Limitations & Future Work¶
- Only tested on the miniF2F benchmark, without scaling to larger formal benchmarks (e.g., FMA/FMC, ProofNet).
- The absolute pass rate improvement is relatively small (0.4%), requiring more experiments to verify statistical significance.
- LLM API calls introduce additional costs (although GPU computational costs are dramatically reduced).
- The effectiveness of the method may depend heavily on the depth of the LLM's mathematical understanding, and weaker LLMs could degrade performance.
- The quality of lemma decomposition is difficult to guarantee; incorrect decomposition can waste the computational budget.
Related Work & Insights¶
- DeepSeek-Prover-v1.5 (Xin et al., 2024): RL-trained specialized Lean prover.

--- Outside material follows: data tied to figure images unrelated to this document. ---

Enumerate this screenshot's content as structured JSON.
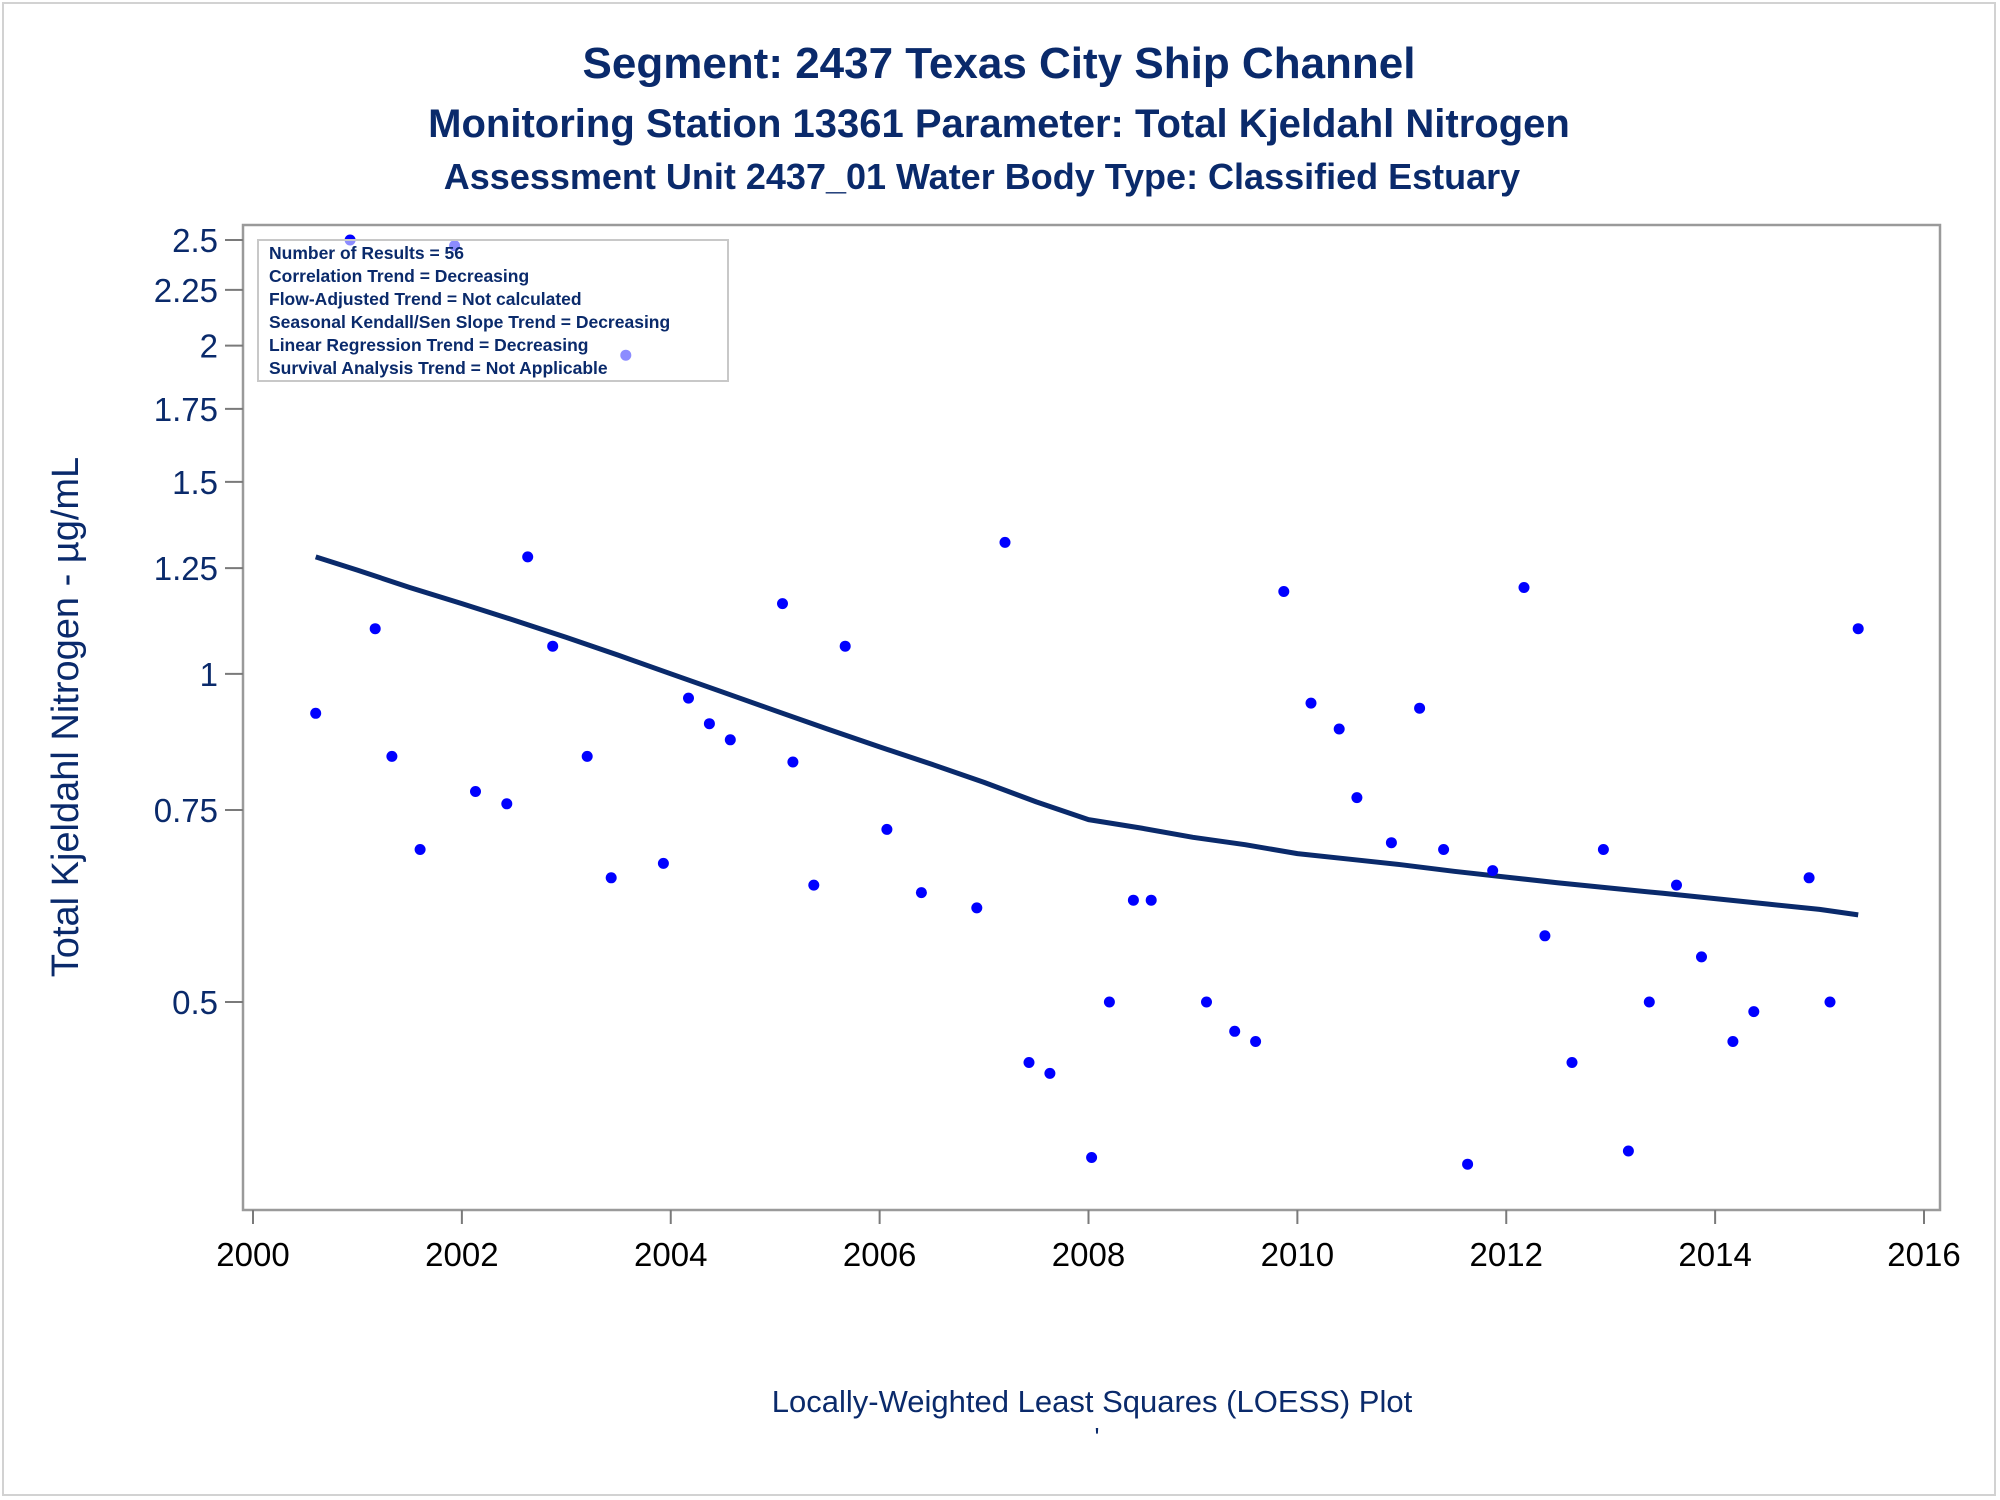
{
  "chart_data": {
    "type": "scatter",
    "title": "Segment: 2437  Texas City Ship Channel",
    "subtitle": "Monitoring Station 13361 Parameter: Total Kjeldahl Nitrogen",
    "subtitle2": "Assessment Unit 2437_01   Water Body Type: Classified Estuary",
    "xlabel": "Locally-Weighted Least Squares (LOESS) Plot",
    "footnote": "'",
    "ylabel": "Total Kjeldahl Nitrogen -  µg/mL",
    "y_scale": "log",
    "xlim": [
      2000,
      2016
    ],
    "ylim": [
      0.3,
      2.55
    ],
    "x_ticks": [
      2000,
      2002,
      2004,
      2006,
      2008,
      2010,
      2012,
      2014,
      2016
    ],
    "y_ticks": [
      0.5,
      0.75,
      1,
      1.25,
      1.5,
      1.75,
      2,
      2.25,
      2.5
    ],
    "y_tick_labels": [
      "0.5",
      "0.75",
      "1",
      "1.25",
      "1.5",
      "1.75",
      "2",
      "2.25",
      "2.5"
    ],
    "grid": false,
    "colors": {
      "points": "#0000ff",
      "loess": "#0a2a6b",
      "text": "#0a2a6b"
    },
    "stats_box": {
      "placement": "top-left",
      "lines": [
        "Number of Results = 56",
        "Correlation Trend = Decreasing",
        "Flow-Adjusted Trend = Not calculated",
        "Seasonal Kendall/Sen Slope Trend = Decreasing",
        "Linear Regression Trend = Decreasing",
        "Survival Analysis Trend = Not Applicable"
      ]
    },
    "series": [
      {
        "kind": "points",
        "x": [
          2000.6,
          2000.93,
          2001.17,
          2001.33,
          2001.6,
          2001.93,
          2002.13,
          2002.43,
          2002.63,
          2002.87,
          2003.2,
          2003.43,
          2003.57,
          2003.93,
          2004.17,
          2004.37,
          2004.57,
          2005.07,
          2005.17,
          2005.37,
          2005.67,
          2006.07,
          2006.4,
          2006.93,
          2007.2,
          2007.43,
          2007.63,
          2008.03,
          2008.2,
          2008.43,
          2008.6,
          2009.13,
          2009.4,
          2009.6,
          2009.87,
          2010.13,
          2010.4,
          2010.57,
          2010.9,
          2011.17,
          2011.4,
          2011.63,
          2011.87,
          2012.17,
          2012.37,
          2012.63,
          2012.93,
          2013.17,
          2013.37,
          2013.63,
          2013.87,
          2014.17,
          2014.37,
          2014.9,
          2015.1,
          2015.37
        ],
        "y": [
          0.92,
          2.5,
          1.1,
          0.84,
          0.69,
          2.47,
          0.78,
          0.76,
          1.28,
          1.06,
          0.84,
          0.65,
          1.96,
          0.67,
          0.95,
          0.9,
          0.87,
          1.16,
          0.83,
          0.64,
          1.06,
          0.72,
          0.63,
          0.61,
          1.32,
          0.44,
          0.43,
          0.36,
          0.5,
          0.62,
          0.62,
          0.5,
          0.47,
          0.46,
          1.19,
          0.94,
          0.89,
          0.77,
          0.7,
          0.93,
          0.69,
          0.355,
          0.66,
          1.2,
          0.575,
          0.44,
          0.69,
          0.365,
          0.5,
          0.64,
          0.55,
          0.46,
          0.49,
          0.65,
          0.5,
          1.1
        ]
      },
      {
        "kind": "line",
        "x": [
          2000.6,
          2001.0,
          2001.5,
          2002.0,
          2002.5,
          2003.0,
          2003.5,
          2004.0,
          2004.5,
          2005.0,
          2005.5,
          2006.0,
          2006.5,
          2007.0,
          2007.5,
          2008.0,
          2008.5,
          2009.0,
          2009.5,
          2010.0,
          2010.5,
          2011.0,
          2011.5,
          2012.0,
          2012.5,
          2013.0,
          2013.5,
          2014.0,
          2014.5,
          2015.0,
          2015.37
        ],
        "y": [
          1.28,
          1.245,
          1.2,
          1.16,
          1.12,
          1.08,
          1.04,
          1.0,
          0.962,
          0.925,
          0.89,
          0.857,
          0.826,
          0.795,
          0.763,
          0.735,
          0.722,
          0.708,
          0.697,
          0.684,
          0.676,
          0.668,
          0.659,
          0.651,
          0.643,
          0.636,
          0.629,
          0.622,
          0.615,
          0.608,
          0.601
        ]
      }
    ]
  }
}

- Subgoal-based Provers (Zhao et al., 2024): Decomposes proof targets into subgoals.
- LLM for Math (Trinh et al., 2024): LLM-assisted mathematical reasoning such as AlphaGeometry.
- This work's innovation lies in its "capability combination" paradigm—instead of training new models, it maximizes the complementary advantages of existing models through systematic engineering.
Rating¶
⭐⭐⭐⭐ — The engineering approach is simple, highly efficient, and the 25x reduction in computational cost holds strong practical value, opening new directions for the hybrid paradigm of formal proof.